PN MP and Public Accounts Committee chairman Darren Carabott said that Tourism Minister Clayton Bartolo’s position as a member in the Public Accounts Committee is “untenable”.
Carabott was speaking to The Malta Independent on Sunday, as PAC chairman, after Opposition leader Bernard Grech called for the immediate resignation of Bartolo from the PAC. Grech said that if Bartolo does not resign, then the Prime Minister must remove him.
Last Tuesday, Bartolo was caught passing on a list of questions that were to be asked to a witness who had been summoned by the PAC. The witness, economist Gordon Cordina, received an attached document from Bartolo with “indicative” questions ahead of the sitting.
The Speaker of the House, Anglu Farrugia, was then requested by Carabott to give a ruling in Parliament on the matter. The Speaker ruled that Minister Clayton Bartolo was in breach of protocol and was “incorrect” to have not followed procedures.
Farrugia, in his ruling, said that the committee itself can give an informal indication of the line of questioning to a witness beforehand, provided this is done by the committee itself, and not on the individual initiative of a member on the committee.
Carabott said he endorsed the Opposition leader’s call for Bartolo’s resignation from the PAC.
“As party leader, just after the ruling by the Speaker was delivered, Grech convened the (PN’s) PAC members and we immediately supported his stance, before he publicly declared it in his speech,” Carabott said.
“Minister Bartolo’s position is untenable in the PAC. He has been a member of the PAC since 2017, and he knows what the procedure is. He cannot plead ignorance of the rules on this matter,” Carabott said.
He continued that to add insult to injury, Cordina was the first witness proposed by government members to give his testimony in the PAC Electrogas contracts’ investigation. Bartolo, the only minister on the committee, was selected by the government to lead the questions on its behalf.
“On his first test, he [Bartolo] personally reached out to the witness and informed him beforehand of what he was going to be asked,” Carabott said.
He said that Bartolo tried to “meddle with the system” and influence the outcome.
Carabott said that if Bartolo wanted to reach out to the witness, then there are the appropriate channels through Parliament.
“That is why we have rules and guidelines – as the Speaker quoted in his ruling – which have not been respected by the minister. That is why his position is untenable,” Carabott said.
Carabott also reiterated that the PN will issue a number of proposals to strengthen and change the current PAC guidelines.
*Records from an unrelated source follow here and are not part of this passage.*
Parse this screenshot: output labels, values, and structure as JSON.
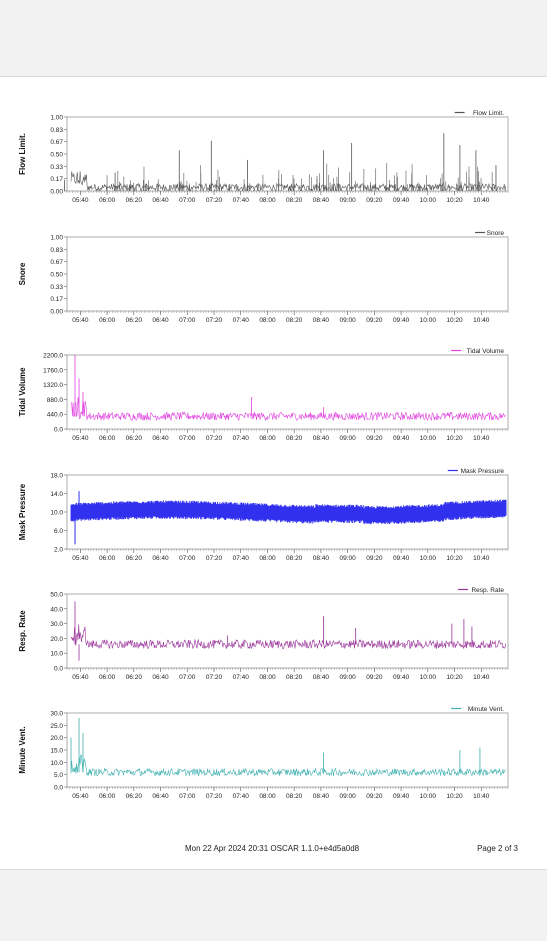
{
  "footer": {
    "center": "Mon 22 Apr 2024 20:31 OSCAR 1.1.0+e4d5a0d8",
    "page": "Page 2 of 3"
  },
  "x_ticks": [
    "05:40",
    "06:00",
    "06:20",
    "06:40",
    "07:00",
    "07:20",
    "07:40",
    "08:00",
    "08:20",
    "08:40",
    "09:00",
    "09:20",
    "09:40",
    "10:00",
    "10:20",
    "10:40"
  ],
  "chart_data": [
    {
      "type": "line",
      "ylabel": "Flow Limit.",
      "legend": "Flow Limit.",
      "color": "#555555",
      "ylim": [
        0,
        1.0
      ],
      "yticks": [
        "0.00",
        "0.17",
        "0.33",
        "0.50",
        "0.67",
        "0.83",
        "1.00"
      ],
      "series": [
        {
          "name": "Flow Limit.",
          "baseline": 0.05,
          "noise": 0.05,
          "spikes": [
            [
              5.47,
              0.15
            ],
            [
              6.1,
              0.25
            ],
            [
              6.9,
              0.55
            ],
            [
              7.3,
              0.68
            ],
            [
              7.75,
              0.42
            ],
            [
              8.7,
              0.55
            ],
            [
              9.05,
              0.65
            ],
            [
              10.2,
              0.78
            ],
            [
              10.4,
              0.62
            ],
            [
              10.6,
              0.55
            ],
            [
              10.85,
              0.35
            ]
          ]
        }
      ]
    },
    {
      "type": "line",
      "ylabel": "Snore",
      "legend": "Snore",
      "color": "#555555",
      "ylim": [
        0,
        1.0
      ],
      "yticks": [
        "0.00",
        "0.17",
        "0.33",
        "0.50",
        "0.67",
        "0.83",
        "1.00"
      ],
      "series": [
        {
          "name": "Snore",
          "baseline": 0,
          "noise": 0,
          "spikes": []
        }
      ]
    },
    {
      "type": "line",
      "ylabel": "Tidal Volume",
      "legend": "Tidal Volume",
      "color": "#e040e0",
      "ylim": [
        0,
        2200
      ],
      "yticks": [
        "0.0",
        "440.0",
        "880.0",
        "1320.0",
        "1760.0",
        "2200.0"
      ],
      "series": [
        {
          "name": "Tidal Volume",
          "baseline": 380,
          "noise": 120,
          "spikes": [
            [
              5.6,
              2200
            ],
            [
              5.65,
              1500
            ],
            [
              5.7,
              1100
            ],
            [
              7.8,
              950
            ],
            [
              8.7,
              650
            ]
          ]
        }
      ]
    },
    {
      "type": "area",
      "ylabel": "Mask Pressure",
      "legend": "Mask Pressure",
      "color": "#3030ee",
      "ylim": [
        2.0,
        18.0
      ],
      "yticks": [
        "2.0",
        "6.0",
        "10.0",
        "14.0",
        "18.0"
      ],
      "series": [
        {
          "name": "Mask Pressure",
          "low": 8.2,
          "high": 11.6,
          "spikes": [
            [
              5.6,
              3.0
            ],
            [
              5.65,
              14.5
            ]
          ]
        }
      ]
    },
    {
      "type": "line",
      "ylabel": "Resp. Rate",
      "legend": "Resp. Rate",
      "color": "#993399",
      "ylim": [
        0,
        50
      ],
      "yticks": [
        "0.0",
        "10.0",
        "20.0",
        "30.0",
        "40.0",
        "50.0"
      ],
      "series": [
        {
          "name": "Resp. Rate",
          "baseline": 16,
          "noise": 3,
          "spikes": [
            [
              5.6,
              45
            ],
            [
              5.65,
              5
            ],
            [
              7.5,
              22
            ],
            [
              8.7,
              35
            ],
            [
              9.1,
              27
            ],
            [
              10.3,
              30
            ],
            [
              10.45,
              33
            ],
            [
              10.55,
              28
            ]
          ]
        }
      ]
    },
    {
      "type": "line",
      "ylabel": "Minute Vent.",
      "legend": "Minute Vent.",
      "color": "#40b0b0",
      "ylim": [
        0,
        30
      ],
      "yticks": [
        "0.0",
        "5.0",
        "10.0",
        "15.0",
        "20.0",
        "25.0",
        "30.0"
      ],
      "series": [
        {
          "name": "Minute Vent.",
          "baseline": 6,
          "noise": 1.5,
          "spikes": [
            [
              5.55,
              20
            ],
            [
              5.65,
              28
            ],
            [
              5.7,
              22
            ],
            [
              8.7,
              14
            ],
            [
              10.4,
              15
            ],
            [
              10.65,
              16
            ]
          ]
        }
      ]
    }
  ]
}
In an interview with this newsroom earlier this year, Carabott had said that the Nationalist Party is drafting proposals to strengthen the role of the PAC.
The PN will also propose introducing legal obligations for the committee to draft recommendations following its investigations, and removing the ability of members of Cabinet to sit on the committee, both of which the party is open for consultation on.
“One of our proposals is to exclude executive members (that is, ministers, parliamentary secretaries) from the PAC committee, as this would strengthen the checks and balances which are so direly needed between the Legislative and the Executive branches of our State,” Carabott said.
He continued that with the current composition of the PAC, the principle of separation of powers is not being respected.
“A minister can never investigate something which his colleagues had done and he himself might have voted in favour of during Cabinet,” Carabott said.
In his ruling, the Speaker did in fact take some note of this, saying that government ministers should not be made permanent members of the committee, and only be substituted when an MP on the committee is absent.
Farrugia had also said that while it did not seem that there was a conflict of interest between Cordina and Bartolo, ministers sitting on the committee could pose a conflict-of-interest risk, as the more prominent government members end up scrutinising their own actions.